2. Desactiva una serie de enzimas antioxidantes fundamentales para la piel, entre las que destaca la catalasa. Sin protección, ésta pierde su capacidad de defensa y recuperación, y la producción de colágeno disminuye. Asimismo, la glicación desactiva la creatina, una enzima fundamental precursora de ATP: el combustible de las células. Esto ocasiona una considerable pérdida de energía, por lo que la piel es incapaz de repararse por sí sola.
Para impedir este deterioro, los Centros Médicos HEDONAI han ideado una nueva generación de tratamientos que combaten el envejecimiento hormonal de la piel.

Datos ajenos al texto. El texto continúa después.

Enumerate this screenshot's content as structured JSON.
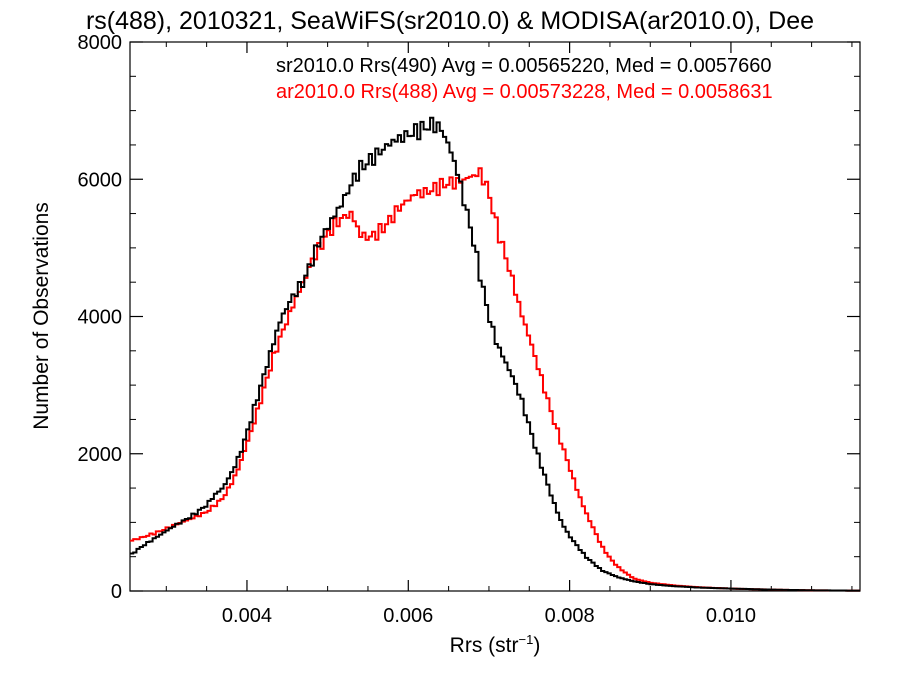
{
  "chart_data": {
    "type": "line",
    "title": "rs(488), 2010321, SeaWiFS(sr2010.0) & MODISA(ar2010.0), Dee",
    "xlabel": "Rrs (str",
    "xlabel_sup": "−1",
    "xlabel_close": ")",
    "ylabel": "Number of Observations",
    "xlim": [
      0.00255,
      0.0116
    ],
    "ylim": [
      0,
      8000
    ],
    "x_ticks": [
      0.004,
      0.006,
      0.008,
      0.01
    ],
    "x_tick_labels": [
      "0.004",
      "0.006",
      "0.008",
      "0.010"
    ],
    "y_ticks": [
      0,
      2000,
      4000,
      6000,
      8000
    ],
    "y_tick_labels": [
      "0",
      "2000",
      "4000",
      "6000",
      "8000"
    ],
    "grid": false,
    "legend_placement": "top-right",
    "series": [
      {
        "name": "sr2010.0 Rrs(490) Avg = 0.00565220, Med = 0.0057660",
        "color": "#000000",
        "x": [
          0.00255,
          0.0027,
          0.0029,
          0.0031,
          0.0033,
          0.0035,
          0.0036,
          0.0037,
          0.0038,
          0.0039,
          0.004,
          0.0041,
          0.0042,
          0.0043,
          0.0044,
          0.0045,
          0.0046,
          0.0047,
          0.0048,
          0.0049,
          0.005,
          0.0051,
          0.0052,
          0.0053,
          0.0054,
          0.0055,
          0.0056,
          0.0057,
          0.0058,
          0.0059,
          0.006,
          0.0061,
          0.0062,
          0.0063,
          0.0064,
          0.0065,
          0.0066,
          0.0067,
          0.0068,
          0.0069,
          0.007,
          0.0071,
          0.0072,
          0.0073,
          0.0074,
          0.0075,
          0.0076,
          0.0077,
          0.0078,
          0.0079,
          0.008,
          0.0081,
          0.0082,
          0.0083,
          0.0084,
          0.0086,
          0.0088,
          0.009,
          0.0093,
          0.0096,
          0.01,
          0.0105,
          0.011,
          0.0116
        ],
        "y": [
          520,
          650,
          800,
          950,
          1080,
          1250,
          1400,
          1500,
          1700,
          1950,
          2300,
          2700,
          3100,
          3500,
          3900,
          4150,
          4350,
          4500,
          4800,
          5100,
          5300,
          5500,
          5700,
          5950,
          6150,
          6250,
          6350,
          6450,
          6550,
          6600,
          6650,
          6700,
          6750,
          6800,
          6750,
          6500,
          6150,
          5650,
          5150,
          4550,
          4000,
          3600,
          3350,
          3100,
          2800,
          2400,
          2000,
          1650,
          1300,
          1000,
          800,
          650,
          500,
          400,
          300,
          200,
          140,
          100,
          70,
          50,
          35,
          20,
          10,
          5
        ]
      },
      {
        "name": "ar2010.0 Rrs(488) Avg = 0.00573228, Med = 0.0058631",
        "color": "#ff0000",
        "x": [
          0.00255,
          0.0027,
          0.0029,
          0.0031,
          0.0033,
          0.0035,
          0.0036,
          0.0037,
          0.0038,
          0.0039,
          0.004,
          0.0041,
          0.0042,
          0.0043,
          0.0044,
          0.0045,
          0.0046,
          0.0047,
          0.0048,
          0.0049,
          0.005,
          0.0051,
          0.0052,
          0.0053,
          0.0054,
          0.0055,
          0.0056,
          0.0057,
          0.0058,
          0.0059,
          0.006,
          0.0061,
          0.0062,
          0.0063,
          0.0064,
          0.0065,
          0.0066,
          0.0067,
          0.0068,
          0.0069,
          0.007,
          0.0071,
          0.0072,
          0.0073,
          0.0074,
          0.0075,
          0.0076,
          0.0077,
          0.0078,
          0.0079,
          0.008,
          0.0081,
          0.0082,
          0.0083,
          0.0084,
          0.0085,
          0.0086,
          0.0087,
          0.0088,
          0.009,
          0.0093,
          0.0096,
          0.01,
          0.0105,
          0.011,
          0.0116
        ],
        "y": [
          730,
          780,
          860,
          960,
          1050,
          1150,
          1250,
          1350,
          1550,
          1800,
          2150,
          2500,
          2900,
          3300,
          3650,
          3950,
          4250,
          4500,
          4800,
          5000,
          5200,
          5350,
          5450,
          5500,
          5200,
          5150,
          5200,
          5300,
          5450,
          5600,
          5700,
          5800,
          5800,
          5850,
          5900,
          5950,
          5950,
          6000,
          6050,
          6100,
          5800,
          5300,
          4900,
          4500,
          4050,
          3700,
          3300,
          2900,
          2500,
          2150,
          1800,
          1450,
          1150,
          900,
          650,
          480,
          350,
          260,
          180,
          120,
          80,
          55,
          35,
          20,
          10,
          5
        ]
      }
    ]
  }
}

Su éxito radica en combinar estos tratamientos con cosmética dermatológica, que aumenta los efectos de los tratamientos una vez realizados, impulsando así el mecanismo de defensa y el proceso de auto reparación celular.
Si decide realizar una consulta informativa gratuita, el especialista le recomendará el tratamiento adecuado para sus necesidades.
Consejos para una piel bella.
Si tomamos algunas medidas para salvaguardar nuestra piel, estaremos preservando algo más que su belleza: protegeremos el mayor órgano de nuestro cuerpo. Te presentamos algunos trucos y consejos para mantener una piel sana y bella.
Limpiar dentro y fuera
Comience el día con un vaso de agua caliente con zumo de limón para ayudar al cuerpo a eliminar toxinas. Beba agua en abundancia para hidratar la piel y compensar la falta de humedad ambiental.
Proteger la piel
Incluso en invierno nos hayamos expuestos a los rayos ultravioletas, por lo que hay que utilizar un buen protector solar. Si va a la playa o a esquiar, utilice un protector de factor 30 o más.
Mantener hábitos sanos
Mantenga una dieta saludable y asegúrese de tomar cinco piezas de fruta o verdura cada día. Practique ejercicio con regularidad y descanse bien por la noche.
No fumar
El consumo del tabaco es uno de los factores más importantes de envejecimiento prematuro. Produce arrugas y constriñe los diminutos vasos sanguíneos que irrigan la piel, lo que reduce el imprescindible suministro de oxigeno.
Tener cuidado con el agua caliente
El agua tibia lava la piel exactamente igual de bien que la caliente, pero no reseca. Termine su aseo hidratando la piel corporal con crema, loción u otro producto.
Hidratarse bien
Los productos hidratantes protegen la barrera natural de la piel, que es la que retiene la hidratación de la piel y la mantiene suave y flexible. También protege contra el estrés ambiental.